Fifth, after it assumes international policing responsibilities as a global power China could find its influence in Myanmar waning. Myanmar might join China’s competitors once China starts exerting pressure upon it to behave, just as these days Pakistan’s leaders rush to China whenever the United States demands sincere participation in the War on Terror. In fact, just as one-time useful authoritarian Islamic regimes currently provide the United States with a major foreign policy challenge, in future the Myanmar could divert China’s attention from more important domestic and global problems.

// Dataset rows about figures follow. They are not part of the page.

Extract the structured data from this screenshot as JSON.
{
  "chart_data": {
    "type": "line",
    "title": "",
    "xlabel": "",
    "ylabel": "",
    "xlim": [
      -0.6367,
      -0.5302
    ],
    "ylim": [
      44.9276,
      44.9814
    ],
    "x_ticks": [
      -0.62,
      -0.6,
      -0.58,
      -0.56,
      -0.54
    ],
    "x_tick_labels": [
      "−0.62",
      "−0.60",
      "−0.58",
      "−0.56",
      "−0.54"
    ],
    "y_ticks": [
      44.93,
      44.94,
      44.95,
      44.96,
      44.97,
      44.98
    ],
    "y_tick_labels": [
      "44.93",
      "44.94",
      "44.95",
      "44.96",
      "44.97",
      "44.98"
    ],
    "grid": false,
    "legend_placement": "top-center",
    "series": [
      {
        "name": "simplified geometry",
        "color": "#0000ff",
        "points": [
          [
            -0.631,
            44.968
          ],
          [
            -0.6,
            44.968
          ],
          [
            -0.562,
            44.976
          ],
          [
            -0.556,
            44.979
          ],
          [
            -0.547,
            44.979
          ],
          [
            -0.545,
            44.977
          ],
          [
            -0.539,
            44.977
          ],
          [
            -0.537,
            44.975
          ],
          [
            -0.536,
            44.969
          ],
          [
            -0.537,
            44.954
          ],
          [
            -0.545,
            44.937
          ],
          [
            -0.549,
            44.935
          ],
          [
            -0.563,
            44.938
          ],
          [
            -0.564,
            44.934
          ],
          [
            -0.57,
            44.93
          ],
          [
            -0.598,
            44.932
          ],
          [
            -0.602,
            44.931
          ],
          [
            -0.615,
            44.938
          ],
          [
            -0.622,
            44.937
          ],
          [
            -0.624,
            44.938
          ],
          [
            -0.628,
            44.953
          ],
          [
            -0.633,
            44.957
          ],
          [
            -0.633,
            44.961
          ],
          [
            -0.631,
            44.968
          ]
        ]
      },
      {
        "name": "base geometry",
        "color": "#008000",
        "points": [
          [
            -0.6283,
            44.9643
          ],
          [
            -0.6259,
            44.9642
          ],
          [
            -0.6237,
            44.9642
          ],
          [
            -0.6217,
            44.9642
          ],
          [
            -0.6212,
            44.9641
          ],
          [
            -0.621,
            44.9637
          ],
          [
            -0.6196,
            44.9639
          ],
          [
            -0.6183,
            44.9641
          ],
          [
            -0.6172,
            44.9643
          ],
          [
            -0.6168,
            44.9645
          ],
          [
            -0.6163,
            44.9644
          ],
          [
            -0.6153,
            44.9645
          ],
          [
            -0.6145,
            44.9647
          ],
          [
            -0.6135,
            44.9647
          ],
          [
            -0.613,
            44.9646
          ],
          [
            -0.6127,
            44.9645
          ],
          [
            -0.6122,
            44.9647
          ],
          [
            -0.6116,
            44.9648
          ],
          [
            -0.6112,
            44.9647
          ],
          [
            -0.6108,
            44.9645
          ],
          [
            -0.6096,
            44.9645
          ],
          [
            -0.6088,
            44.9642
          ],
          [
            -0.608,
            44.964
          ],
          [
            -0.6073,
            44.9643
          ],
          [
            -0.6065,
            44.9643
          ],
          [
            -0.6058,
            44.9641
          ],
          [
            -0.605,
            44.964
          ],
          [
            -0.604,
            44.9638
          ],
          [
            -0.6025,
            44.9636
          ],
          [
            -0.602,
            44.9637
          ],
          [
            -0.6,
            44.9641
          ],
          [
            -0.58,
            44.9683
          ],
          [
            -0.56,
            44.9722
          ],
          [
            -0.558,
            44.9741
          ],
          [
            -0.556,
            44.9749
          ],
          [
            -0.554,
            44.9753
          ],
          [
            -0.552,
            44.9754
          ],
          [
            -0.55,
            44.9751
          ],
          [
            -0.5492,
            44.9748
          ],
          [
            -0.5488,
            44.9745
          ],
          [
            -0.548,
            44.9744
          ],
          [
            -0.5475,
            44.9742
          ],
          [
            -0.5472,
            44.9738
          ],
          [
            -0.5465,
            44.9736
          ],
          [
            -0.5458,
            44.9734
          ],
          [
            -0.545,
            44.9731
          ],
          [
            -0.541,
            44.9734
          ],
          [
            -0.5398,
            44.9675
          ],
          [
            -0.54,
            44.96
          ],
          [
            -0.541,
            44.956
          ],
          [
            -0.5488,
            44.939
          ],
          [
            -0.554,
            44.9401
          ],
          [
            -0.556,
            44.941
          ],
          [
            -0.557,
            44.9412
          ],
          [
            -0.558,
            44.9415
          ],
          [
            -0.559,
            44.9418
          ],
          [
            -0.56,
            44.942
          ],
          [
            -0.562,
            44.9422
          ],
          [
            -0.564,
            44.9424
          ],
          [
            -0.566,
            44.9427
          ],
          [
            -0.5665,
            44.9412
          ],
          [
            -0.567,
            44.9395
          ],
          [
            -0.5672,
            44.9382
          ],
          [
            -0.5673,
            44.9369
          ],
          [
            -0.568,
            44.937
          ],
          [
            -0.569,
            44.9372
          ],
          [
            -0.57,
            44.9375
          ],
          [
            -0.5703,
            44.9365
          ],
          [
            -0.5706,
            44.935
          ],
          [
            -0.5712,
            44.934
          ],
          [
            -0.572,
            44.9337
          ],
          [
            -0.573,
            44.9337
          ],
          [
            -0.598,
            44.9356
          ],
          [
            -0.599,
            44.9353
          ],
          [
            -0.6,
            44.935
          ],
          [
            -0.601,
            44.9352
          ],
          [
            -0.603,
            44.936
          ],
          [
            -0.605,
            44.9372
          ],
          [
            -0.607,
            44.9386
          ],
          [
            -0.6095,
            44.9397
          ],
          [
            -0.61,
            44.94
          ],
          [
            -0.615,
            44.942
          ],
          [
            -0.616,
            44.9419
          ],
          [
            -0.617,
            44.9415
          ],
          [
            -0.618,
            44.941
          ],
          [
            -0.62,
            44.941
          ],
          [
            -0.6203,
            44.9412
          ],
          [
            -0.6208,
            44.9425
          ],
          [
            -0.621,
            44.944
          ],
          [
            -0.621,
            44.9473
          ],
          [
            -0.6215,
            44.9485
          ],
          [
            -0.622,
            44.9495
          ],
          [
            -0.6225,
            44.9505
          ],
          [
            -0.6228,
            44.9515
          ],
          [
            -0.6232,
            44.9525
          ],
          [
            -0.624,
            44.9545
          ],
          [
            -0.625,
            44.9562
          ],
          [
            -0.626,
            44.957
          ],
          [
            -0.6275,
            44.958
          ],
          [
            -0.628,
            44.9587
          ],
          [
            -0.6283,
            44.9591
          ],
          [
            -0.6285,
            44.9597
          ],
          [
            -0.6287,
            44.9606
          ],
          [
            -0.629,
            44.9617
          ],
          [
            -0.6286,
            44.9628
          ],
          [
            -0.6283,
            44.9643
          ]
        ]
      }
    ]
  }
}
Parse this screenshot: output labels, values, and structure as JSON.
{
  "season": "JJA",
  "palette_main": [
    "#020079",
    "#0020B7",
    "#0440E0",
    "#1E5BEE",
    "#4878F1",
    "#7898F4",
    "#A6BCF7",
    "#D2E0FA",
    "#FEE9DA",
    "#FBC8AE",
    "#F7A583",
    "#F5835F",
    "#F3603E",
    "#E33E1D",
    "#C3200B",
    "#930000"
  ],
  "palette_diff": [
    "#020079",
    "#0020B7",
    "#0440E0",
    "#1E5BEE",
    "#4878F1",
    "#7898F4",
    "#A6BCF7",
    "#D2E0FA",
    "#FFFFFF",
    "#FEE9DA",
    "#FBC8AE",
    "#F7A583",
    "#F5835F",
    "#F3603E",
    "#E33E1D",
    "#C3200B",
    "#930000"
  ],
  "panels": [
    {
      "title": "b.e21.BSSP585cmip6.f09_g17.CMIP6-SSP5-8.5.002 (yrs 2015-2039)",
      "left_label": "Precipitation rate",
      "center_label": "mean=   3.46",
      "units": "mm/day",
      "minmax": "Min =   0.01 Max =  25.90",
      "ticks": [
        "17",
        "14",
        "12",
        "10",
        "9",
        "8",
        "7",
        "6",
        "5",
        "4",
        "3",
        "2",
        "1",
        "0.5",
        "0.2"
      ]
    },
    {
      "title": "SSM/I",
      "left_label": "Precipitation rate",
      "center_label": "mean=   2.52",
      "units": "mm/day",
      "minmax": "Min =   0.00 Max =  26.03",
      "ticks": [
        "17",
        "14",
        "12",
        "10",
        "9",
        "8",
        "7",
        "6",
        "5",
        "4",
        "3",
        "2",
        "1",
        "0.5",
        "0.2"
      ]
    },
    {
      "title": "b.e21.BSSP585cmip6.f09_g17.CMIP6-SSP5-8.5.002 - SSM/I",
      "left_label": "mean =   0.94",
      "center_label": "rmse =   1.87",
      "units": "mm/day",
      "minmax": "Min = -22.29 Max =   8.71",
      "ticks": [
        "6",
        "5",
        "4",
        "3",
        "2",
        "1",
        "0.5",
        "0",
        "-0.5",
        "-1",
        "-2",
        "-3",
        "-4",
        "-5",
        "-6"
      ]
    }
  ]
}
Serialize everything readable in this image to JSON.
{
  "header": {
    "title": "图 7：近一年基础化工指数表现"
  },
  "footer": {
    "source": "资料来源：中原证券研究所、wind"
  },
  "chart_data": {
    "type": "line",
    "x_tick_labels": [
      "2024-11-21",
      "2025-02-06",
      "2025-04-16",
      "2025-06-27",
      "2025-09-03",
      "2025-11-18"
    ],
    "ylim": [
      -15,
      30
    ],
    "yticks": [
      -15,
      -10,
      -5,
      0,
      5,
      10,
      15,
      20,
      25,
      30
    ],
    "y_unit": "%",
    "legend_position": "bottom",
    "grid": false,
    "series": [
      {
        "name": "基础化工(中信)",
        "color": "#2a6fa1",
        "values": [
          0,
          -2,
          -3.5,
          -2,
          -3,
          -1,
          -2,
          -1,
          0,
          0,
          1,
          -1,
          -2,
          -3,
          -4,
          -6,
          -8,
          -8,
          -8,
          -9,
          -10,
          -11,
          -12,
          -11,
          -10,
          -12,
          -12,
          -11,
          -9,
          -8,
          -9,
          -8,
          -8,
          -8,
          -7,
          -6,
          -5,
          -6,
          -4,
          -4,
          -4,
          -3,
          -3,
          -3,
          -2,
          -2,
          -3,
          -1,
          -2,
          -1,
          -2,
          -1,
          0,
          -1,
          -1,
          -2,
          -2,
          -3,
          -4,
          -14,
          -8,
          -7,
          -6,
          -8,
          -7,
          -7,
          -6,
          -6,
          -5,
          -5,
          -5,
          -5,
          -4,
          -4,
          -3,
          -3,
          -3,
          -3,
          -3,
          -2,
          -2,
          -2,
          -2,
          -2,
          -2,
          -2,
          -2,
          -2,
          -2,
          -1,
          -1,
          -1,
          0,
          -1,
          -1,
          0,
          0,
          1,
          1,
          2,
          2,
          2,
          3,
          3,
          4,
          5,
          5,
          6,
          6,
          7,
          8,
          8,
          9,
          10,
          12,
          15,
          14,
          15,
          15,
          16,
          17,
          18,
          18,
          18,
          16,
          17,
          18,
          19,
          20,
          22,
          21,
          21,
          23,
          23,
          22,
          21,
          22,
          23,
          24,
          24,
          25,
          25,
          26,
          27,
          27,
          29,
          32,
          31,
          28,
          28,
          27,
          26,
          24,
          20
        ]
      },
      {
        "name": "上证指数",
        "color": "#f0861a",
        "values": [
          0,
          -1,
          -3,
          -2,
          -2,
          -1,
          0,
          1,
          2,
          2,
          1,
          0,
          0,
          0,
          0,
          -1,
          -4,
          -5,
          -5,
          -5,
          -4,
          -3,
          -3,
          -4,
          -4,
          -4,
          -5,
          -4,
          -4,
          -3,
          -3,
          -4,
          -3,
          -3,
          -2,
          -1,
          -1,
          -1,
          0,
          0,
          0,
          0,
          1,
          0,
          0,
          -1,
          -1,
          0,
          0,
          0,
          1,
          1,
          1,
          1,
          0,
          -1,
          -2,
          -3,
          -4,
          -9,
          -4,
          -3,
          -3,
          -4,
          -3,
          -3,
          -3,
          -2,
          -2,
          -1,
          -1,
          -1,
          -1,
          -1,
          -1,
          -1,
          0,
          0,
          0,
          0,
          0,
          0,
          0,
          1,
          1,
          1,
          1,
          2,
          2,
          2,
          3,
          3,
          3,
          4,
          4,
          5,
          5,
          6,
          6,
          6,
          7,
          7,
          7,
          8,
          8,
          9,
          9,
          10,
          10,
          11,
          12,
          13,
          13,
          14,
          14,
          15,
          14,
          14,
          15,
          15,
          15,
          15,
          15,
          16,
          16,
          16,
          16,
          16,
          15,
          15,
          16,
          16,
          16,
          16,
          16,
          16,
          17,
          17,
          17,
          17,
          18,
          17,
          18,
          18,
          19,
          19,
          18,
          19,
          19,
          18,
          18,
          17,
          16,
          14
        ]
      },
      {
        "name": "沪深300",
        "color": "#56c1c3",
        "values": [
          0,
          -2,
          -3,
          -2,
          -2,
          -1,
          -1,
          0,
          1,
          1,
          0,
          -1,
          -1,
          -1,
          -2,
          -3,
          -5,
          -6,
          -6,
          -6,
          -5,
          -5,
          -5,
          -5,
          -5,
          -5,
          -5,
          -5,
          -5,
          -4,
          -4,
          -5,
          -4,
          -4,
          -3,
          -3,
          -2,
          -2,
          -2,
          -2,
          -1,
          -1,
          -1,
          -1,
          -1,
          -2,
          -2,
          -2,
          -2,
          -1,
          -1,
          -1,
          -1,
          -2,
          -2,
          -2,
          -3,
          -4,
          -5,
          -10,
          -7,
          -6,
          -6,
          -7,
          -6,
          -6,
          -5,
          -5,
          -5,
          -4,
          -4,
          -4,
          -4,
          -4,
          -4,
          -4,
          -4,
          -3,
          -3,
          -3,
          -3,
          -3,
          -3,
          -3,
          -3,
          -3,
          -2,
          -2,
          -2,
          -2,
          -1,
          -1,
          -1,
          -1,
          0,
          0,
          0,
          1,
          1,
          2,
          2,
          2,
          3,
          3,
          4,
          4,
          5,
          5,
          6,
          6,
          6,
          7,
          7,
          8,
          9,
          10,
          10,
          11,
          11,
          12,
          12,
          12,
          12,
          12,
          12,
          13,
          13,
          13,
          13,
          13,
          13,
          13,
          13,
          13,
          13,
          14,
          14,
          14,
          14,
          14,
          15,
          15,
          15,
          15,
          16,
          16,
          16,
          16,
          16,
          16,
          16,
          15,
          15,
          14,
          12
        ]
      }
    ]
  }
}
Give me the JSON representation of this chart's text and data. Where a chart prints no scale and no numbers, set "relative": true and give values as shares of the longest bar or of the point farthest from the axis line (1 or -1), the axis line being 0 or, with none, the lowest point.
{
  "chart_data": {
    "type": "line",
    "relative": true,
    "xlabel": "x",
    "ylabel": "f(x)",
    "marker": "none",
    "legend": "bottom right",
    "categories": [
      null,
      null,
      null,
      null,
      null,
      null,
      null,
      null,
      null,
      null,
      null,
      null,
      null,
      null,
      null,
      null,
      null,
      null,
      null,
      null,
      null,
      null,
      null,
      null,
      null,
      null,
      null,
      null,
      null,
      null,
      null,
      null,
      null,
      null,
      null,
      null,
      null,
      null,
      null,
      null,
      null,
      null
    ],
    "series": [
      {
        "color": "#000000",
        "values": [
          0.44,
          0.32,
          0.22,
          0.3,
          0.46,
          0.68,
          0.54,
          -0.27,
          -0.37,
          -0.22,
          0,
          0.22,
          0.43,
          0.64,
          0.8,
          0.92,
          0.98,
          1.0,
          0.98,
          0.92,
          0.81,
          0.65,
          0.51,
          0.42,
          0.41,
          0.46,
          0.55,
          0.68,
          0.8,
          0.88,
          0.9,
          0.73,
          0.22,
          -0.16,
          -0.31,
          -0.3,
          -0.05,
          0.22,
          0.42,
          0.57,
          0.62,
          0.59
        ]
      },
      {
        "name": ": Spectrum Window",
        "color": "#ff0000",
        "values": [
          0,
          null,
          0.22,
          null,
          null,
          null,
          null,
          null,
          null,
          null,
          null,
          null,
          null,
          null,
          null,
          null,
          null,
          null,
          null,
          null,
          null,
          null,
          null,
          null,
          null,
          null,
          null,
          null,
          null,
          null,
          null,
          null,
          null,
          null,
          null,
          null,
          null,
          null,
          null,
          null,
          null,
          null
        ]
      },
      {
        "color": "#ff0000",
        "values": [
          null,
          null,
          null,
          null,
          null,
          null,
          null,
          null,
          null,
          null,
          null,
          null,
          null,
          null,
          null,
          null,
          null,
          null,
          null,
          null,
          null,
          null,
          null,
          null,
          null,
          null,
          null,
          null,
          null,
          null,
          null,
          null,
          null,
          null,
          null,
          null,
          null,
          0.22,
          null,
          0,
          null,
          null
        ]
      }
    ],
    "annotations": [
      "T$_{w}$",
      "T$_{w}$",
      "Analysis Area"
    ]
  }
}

Last but not the least China could face popular backlash in Myanmar. It has relied heavily on state influence to build strategic relationship and obtain contracts in Myanmar, which reminds of the United States’ risky engagement with petro-Sheikhs. China could end up on the wrong side in case current regime is dismantled. China’s difficulty in engaging with Libya’s new regime is a case in point. After democratization, Myanmar will provide China with far more serious challenges. In fact, China risks popular backlash in Myanmar due to yet another reason, namely, the mode of its economic engagement. The generally bad environmental and labour management of Chinese companies portrays China in poor light. Furthermore, Chinese companies depend substantially on Chinese labour, which disappoints locals who could potentially benefit from Chinese investments.
It is not yet too late for China to mend its foreign policy. China can still take heed of the United States’ experience and reverse its myopic policy. By doing so, it will help millions of Myanmarese suffering under the military junta, secure the genuine economic interests of its landlocked provinces like Yunnan and Sichuan, make its life as a potential global power easier, and reduce the military junta’s capacity to extract concessions from other neighbours of Myanmar by playing the China card. But unfortunately, “communist” China seems to be condemned to support the military junta because it is unable/unwilling to forgo the sunk costs it has incurred to nurture a strategic relationship.
Vikas Kumar is Assistant Professor at Azim Premji University, Bangalore.